The Civil War, obviously, left an imprint on the United States that lasts even 146 years after it ended. But, for Jodie Mae Crawford, of Central, and her four siblings, the connection to that war is closer than most.

After all, their grandfathers — not great-grandfathers, but grandfathers — fought in the Civil War and survived it.

It is impossible to know how many people living in 2011 can say that, but it probably wouldn’t take long to call the roll.

It takes some impressive multigenerational longevity and some fortuitous birth order to achieve that feat.

“I believe that my dad was the last of his line of people, and I know that my mother was the youngest,” Crawford said. “So, I’m the youngest child of the youngest child. I never thought about too much of the fact that both of my grandfathers were in the Civil War, but I’ve heard stories.”

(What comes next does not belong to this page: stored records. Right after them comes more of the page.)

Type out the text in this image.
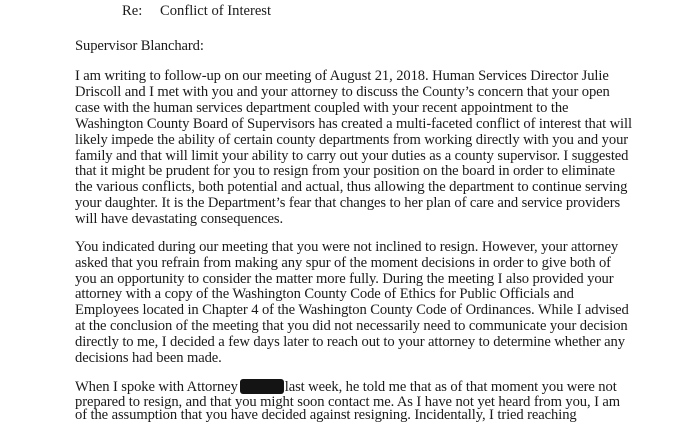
Re: Conflict of Interest
Supervisor Blanchard:
I am writing to follow-up on our meeting of August 21, 2018. Human Services Director Julie
Driscoll and I met with you and your attorney to discuss the County’s concern that your open
case with the human services department coupled with your recent appointment to the
Washington County Board of Supervisors has created a multi-faceted conflict of interest that will
likely impede the ability of certain county departments from working directly with you and your
family and that will limit your ability to carry out your duties as a county supervisor. I suggested
that it might be prudent for you to resign from your position on the board in order to eliminate
the various conflicts, both potential and actual, thus allowing the department to continue serving
your daughter. It is the Department’s fear that changes to her plan of care and service providers
will have devastating consequences.
You indicated during our meeting that you were not inclined to resign. However, your attorney
asked that you refrain from making any spur of the moment decisions in order to give both of
you an opportunity to consider the matter more fully. During the meeting I also provided your
attorney with a copy of the Washington County Code of Ethics for Public Officials and
Employees located in Chapter 4 of the Washington County Code of Ordinances. While I advised
at the conclusion of the meeting that you did not necessarily need to communicate your decision
directly to me, I decided a few days later to reach out to your attorney to determine whether any
decisions had been made.
When I spoke with Attorney	last week, he told me that as of that moment you were not
prepared to resign, and that you might soon contact me. As I have not yet heard from you, I am
of the assumption that you have decided against resigning. Incidentally, I tried reaching
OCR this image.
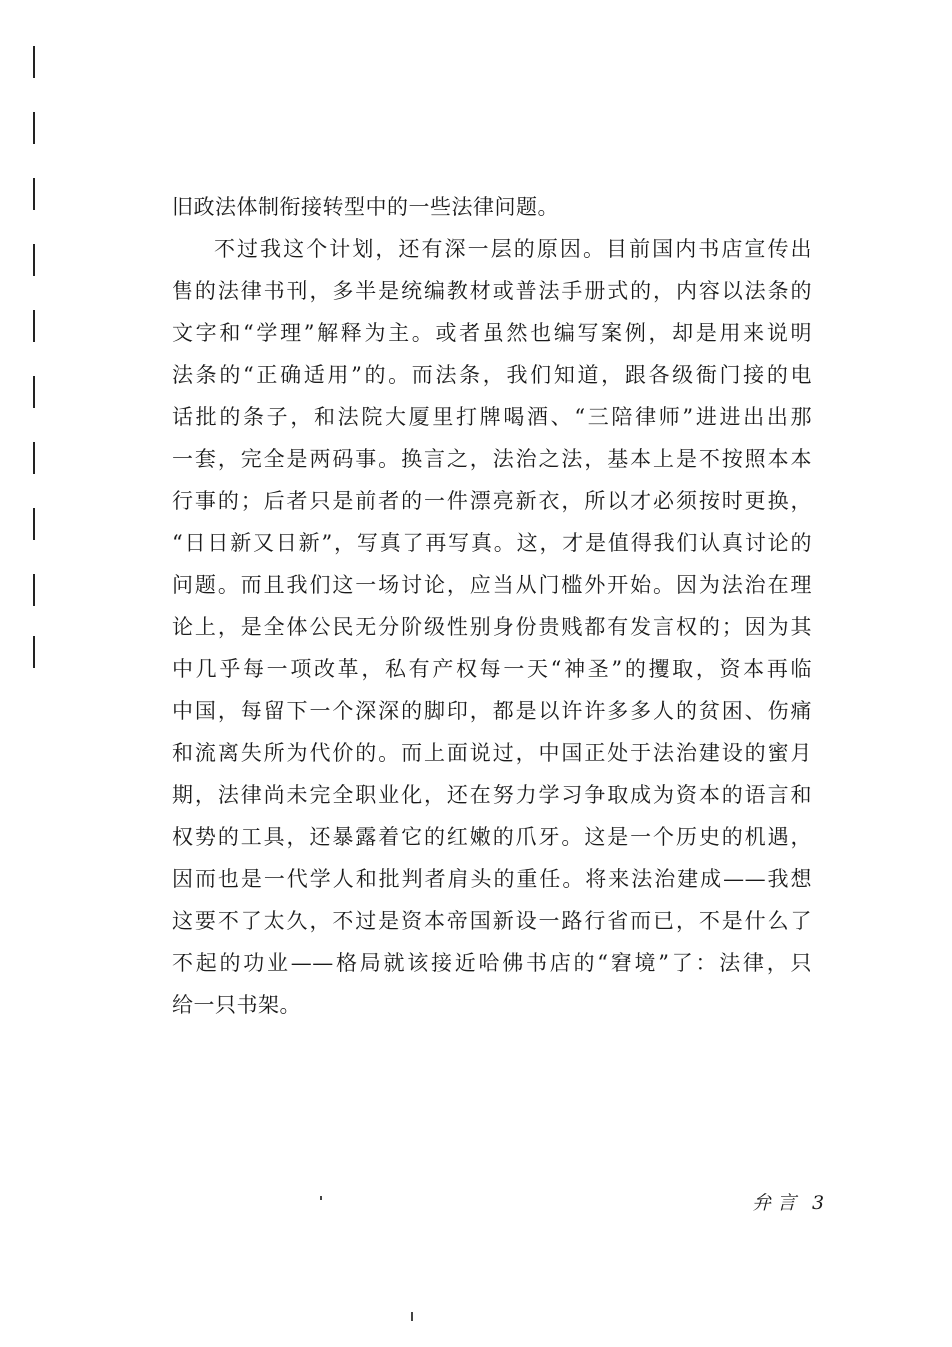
旧政法体制衔接转型中的一些法律问题。
不过我这个计划，还有深一层的原因。目前国内书店宣传出
售的法律书刊，多半是统编教材或普法手册式的，内容以法条的
文字和“学理”解释为主。或者虽然也编写案例，却是用来说明
法条的“正确适用”的。而法条，我们知道，跟各级衙门接的电
话批的条子，和法院大厦里打牌喝酒、“三陪律师”进进出出那
一套，完全是两码事。换言之，法治之法，基本上是不按照本本
行事的；后者只是前者的一件漂亮新衣，所以才必须按时更换，
“日日新又日新”，写真了再写真。这，才是值得我们认真讨论的
问题。而且我们这一场讨论，应当从门槛外开始。因为法治在理
论上，是全体公民无分阶级性别身份贵贱都有发言权的；因为其
中几乎每一项改革，私有产权每一天“神圣”的攫取，资本再临
中国，每留下一个深深的脚印，都是以许许多多人的贫困、伤痛
和流离失所为代价的。而上面说过，中国正处于法治建设的蜜月
期，法律尚未完全职业化，还在努力学习争取成为资本的语言和
权势的工具，还暴露着它的红嫩的爪牙。这是一个历史的机遇，
因而也是一代学人和批判者肩头的重任。将来法治建成——我想
这要不了太久，不过是资本帝国新设一路行省而已，不是什么了
不起的功业——格局就该接近哈佛书店的“窘境”了：法律，只
给一只书架。
弁言 3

Her older siblings are Elme Sevario, of Baton Rouge; Johnnie Powers, of the Brittany community in Ascension Parish; Olive Kimball, of Toledo, Ohio; and Charles Drew Fridge Jr., of Sorrento.

According to online records at the Ohio State University website, both Robert Thomas Fridge Sr., Crawford’s paternal grandfather, and John Andrew Sides, her maternal grandfather, were part of the Confederate Army’s 1st Louisiana Cavalry Regiment’s H Company, which was formed in Baton Rouge on Oct. 5, 1861.

The regiment was outside Louisiana from November 1861 until April 1864, participating in more than 75 engagements. Sides, a corporal, was captured at Big Hill, Ky., and remained a prisoner of war until being returned to the Confederacy in a prisoner exchange in March 1865, Crawford said.

Sides’ return home near what is now Baker delighted and surprised his wife, Josephine.

“My grandmother had got up that morning and she said, ‘When John comes home, he’s going to have a feather in his hat,’” said one of Crawford’s sisters, Johnnie Powers, 92, who lives in the Brittany community in Ascension Parish. “Sure enough, when he came in he had picked up a feather out in the yard somewhere and he came in with that feather in his hat.”

Crawford, 80, was born three years after Sides died in 1928 at age 92. Powers said she only has fleeting memories of him. Both he and Josephine were in wheelchairs in their later years. Both were born four years apart on July 28 — he in 1835, she in 1839 — so the family always held reunions to celebrate their birthdays. Crawford’s mother, Josie Mae, was the last of their 10 children.

The family has less information about Fridge, who was born in 1823 in Livingston and was a sergeant with the 1st Louisiana Regiment. Family lore has it that he was captured by Union forces somewhere near Baton Rouge but escaped and hid in a hollow tree to avoid being retaken.

Fridge died in 1881 and his wife, Jane, died in 1893. Their ninth child, Charles Drew Fridge Sr., was the siblings’ father.